The plot itself is interesting, with graphic and humorous touches --but it becomes a weakness as its takes more involuted turns of scams within scams and escalates into the improbable. Some of this can be ignored as, more than the twists, it is the acting out of confrontations, games of chess and one-upmanship, that engages our interest.
Inextricably woven into characters and actions is the recreation of another time, another place, done with fascinating near-authenticity, well-dosed and avoiding colorfulness for its own sake .

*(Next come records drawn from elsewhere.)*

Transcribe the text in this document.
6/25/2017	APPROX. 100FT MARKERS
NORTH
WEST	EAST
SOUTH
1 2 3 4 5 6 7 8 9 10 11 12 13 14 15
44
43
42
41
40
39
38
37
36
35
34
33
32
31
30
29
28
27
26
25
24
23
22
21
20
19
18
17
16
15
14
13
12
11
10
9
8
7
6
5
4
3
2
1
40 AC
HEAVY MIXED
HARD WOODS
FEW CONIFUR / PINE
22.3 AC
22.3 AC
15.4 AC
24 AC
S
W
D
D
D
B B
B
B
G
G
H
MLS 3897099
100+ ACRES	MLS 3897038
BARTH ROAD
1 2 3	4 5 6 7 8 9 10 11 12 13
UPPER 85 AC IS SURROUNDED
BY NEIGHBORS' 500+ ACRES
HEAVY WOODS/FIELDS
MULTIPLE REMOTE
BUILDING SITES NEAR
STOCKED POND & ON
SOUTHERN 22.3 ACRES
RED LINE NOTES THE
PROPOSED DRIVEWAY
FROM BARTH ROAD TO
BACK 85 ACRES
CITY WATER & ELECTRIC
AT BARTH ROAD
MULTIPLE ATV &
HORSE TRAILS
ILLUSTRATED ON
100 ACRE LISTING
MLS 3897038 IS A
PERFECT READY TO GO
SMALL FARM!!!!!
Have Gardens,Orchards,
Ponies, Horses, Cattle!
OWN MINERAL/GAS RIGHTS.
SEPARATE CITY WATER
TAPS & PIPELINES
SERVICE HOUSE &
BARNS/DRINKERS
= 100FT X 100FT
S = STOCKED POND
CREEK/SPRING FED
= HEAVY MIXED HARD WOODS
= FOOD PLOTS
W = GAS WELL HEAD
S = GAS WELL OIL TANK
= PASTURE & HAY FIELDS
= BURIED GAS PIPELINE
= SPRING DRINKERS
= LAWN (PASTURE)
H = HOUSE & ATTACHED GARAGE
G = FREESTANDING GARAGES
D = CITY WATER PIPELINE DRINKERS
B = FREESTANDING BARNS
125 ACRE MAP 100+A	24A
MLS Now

Even so, some errors and inconsistencies creep in : a wrong Turkish flag, some details of dress, or Kingsley shifting to a stronger accent, as if dubbed by someone else, when we hear his letters to the Sultan. And it is ludicrous for Mirren, who has lived for years among Moslems, to say: "What do they call them? Mi-na-rets?"
But on the whole, it is not hard to be charitable about some isolated mistakes and the illogicality of the last part in a movie which treats an original subject with unpedantic literacy. The production values are excellent in this visually beautiful work. The sets (filmed on Rhodes and Simi) are by Andrew Moll(DANCE WITH STRANGER) . The photography is by Roger Deakins (SID AND NANCY; DANCE WITH STRANGER; STORMY MONDAY ) who holds his ability to be brilliant in check. Loek Dikker's framing music is hauntingly Oriental-Balkanic.